En este espacio se insertó la acción cotidiana de María y José, con las respectivas particularidades del quehacer materno y paterno. Es evidente que la labor educativa de la Santísima Virgen debió ser «muy eficaz y profunda, y que encontró en la psicología humana de Jesús un terreno muy fértil», como explicó san Juan Pablo II en la audiencia general del 4 de diciembre de 1996. Pero «tanto y quizás aún más», escribió el padre Tarcisio Stramare, «se debe decir del papel educativo de San José, tratándose de un hijo de sexo masculino, circunstancia que comportó un mayor contacto y confronto con la figura paterna, teniendo en cuenta que en la tradición judía entre los deberes del padre hacia su hijo se encuentra expresamente aquel de “instruirlo en la Torá y en un oficio”» (“San Giuseppe. Fatto religioso e teología”, Shalom, 2018, pág. 435).
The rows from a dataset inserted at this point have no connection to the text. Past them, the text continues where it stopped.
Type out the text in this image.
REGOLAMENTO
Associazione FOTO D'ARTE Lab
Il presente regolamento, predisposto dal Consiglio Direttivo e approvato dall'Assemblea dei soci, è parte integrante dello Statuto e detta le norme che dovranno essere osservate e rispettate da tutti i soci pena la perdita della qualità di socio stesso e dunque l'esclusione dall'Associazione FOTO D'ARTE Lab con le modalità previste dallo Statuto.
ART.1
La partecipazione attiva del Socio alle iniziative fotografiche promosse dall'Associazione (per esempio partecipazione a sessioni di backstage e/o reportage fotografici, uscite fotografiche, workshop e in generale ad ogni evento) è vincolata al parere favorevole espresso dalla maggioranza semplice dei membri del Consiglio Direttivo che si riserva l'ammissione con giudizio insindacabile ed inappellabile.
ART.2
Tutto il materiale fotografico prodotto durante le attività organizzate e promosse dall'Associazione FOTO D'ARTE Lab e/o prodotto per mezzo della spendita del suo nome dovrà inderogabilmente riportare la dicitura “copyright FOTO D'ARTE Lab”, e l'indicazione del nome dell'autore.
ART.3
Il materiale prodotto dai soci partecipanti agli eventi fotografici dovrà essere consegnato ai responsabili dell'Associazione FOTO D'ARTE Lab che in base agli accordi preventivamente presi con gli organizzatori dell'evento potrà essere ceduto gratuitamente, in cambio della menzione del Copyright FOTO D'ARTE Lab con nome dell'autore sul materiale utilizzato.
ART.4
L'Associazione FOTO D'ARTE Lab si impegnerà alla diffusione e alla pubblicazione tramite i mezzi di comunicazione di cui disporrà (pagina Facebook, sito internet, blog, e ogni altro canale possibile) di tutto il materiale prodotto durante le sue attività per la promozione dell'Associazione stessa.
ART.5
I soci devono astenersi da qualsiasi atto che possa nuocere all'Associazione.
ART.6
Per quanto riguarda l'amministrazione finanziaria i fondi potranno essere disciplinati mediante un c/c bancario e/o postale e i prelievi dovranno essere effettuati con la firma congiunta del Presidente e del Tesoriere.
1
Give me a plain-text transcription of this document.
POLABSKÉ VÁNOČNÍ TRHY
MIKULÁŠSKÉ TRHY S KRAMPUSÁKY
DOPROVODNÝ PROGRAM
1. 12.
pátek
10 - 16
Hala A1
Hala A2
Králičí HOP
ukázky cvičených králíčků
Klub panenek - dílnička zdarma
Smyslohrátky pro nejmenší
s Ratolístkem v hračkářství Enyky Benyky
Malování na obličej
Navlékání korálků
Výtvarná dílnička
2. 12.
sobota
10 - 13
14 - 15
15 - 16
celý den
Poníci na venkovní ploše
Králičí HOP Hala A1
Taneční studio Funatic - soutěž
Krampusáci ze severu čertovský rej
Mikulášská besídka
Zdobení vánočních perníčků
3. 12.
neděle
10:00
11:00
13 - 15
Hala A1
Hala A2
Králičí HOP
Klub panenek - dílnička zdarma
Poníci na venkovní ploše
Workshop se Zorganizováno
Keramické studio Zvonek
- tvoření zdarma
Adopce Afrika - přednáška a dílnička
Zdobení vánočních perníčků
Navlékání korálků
Santo Tomás ya se había expresado en el mismo sentido, subrayando la importancia del padre: «Está claro que para la educación del hombre no sólo se requiere el cuidado de la madre, de quien se alimenta, sino mucho más el cuidado del padre, que debe instruirlo, defenderlo y perfeccionarlo tanto en los bienes interiores como exteriores…».
La acción educativa de José, junto a María, fue, por tanto, de absoluta importancia en el crecimiento de Jesús, que tuvo en sus padres a dos maestros de humanidad. José ejerció sus derechos-deberes hacia el Hijo divino con la autoridad que le vino de la función de cabeza de la Sagrada Familia. Una autoridad que José (así como su esposa hacia su Hijo) vivió no como un poder arbitrario sino de la única manera capaz de servir a un designio de amor, es decir, en humilde obediencia a la voluntad del Padre celestial. Evidentemente, esta verdad choca con las ideas de educación, paternidad y maternidad difundidas hoy por la cultura dominante.
En definitiva, como concluyó el Papa Wojtyla en la audiencia general antes mencionada: «María y José aparecen, por tanto, como modelos de todos los educadores. Los sostienen en las grandes dificultades que encuentra hoy la familia y les muestran el camino para lograr una formación profunda y eficaz de los hijos. Su experiencia educadora constituye un punto de referencia seguro para los padres cristianos, que están llamados, en condiciones cada vez más complejas y difíciles, a ponerse al servicio del desarrollo integral de la persona de sus hijos, para que lleven una vida digna del hombre y que corresponda al proyecto de Dios».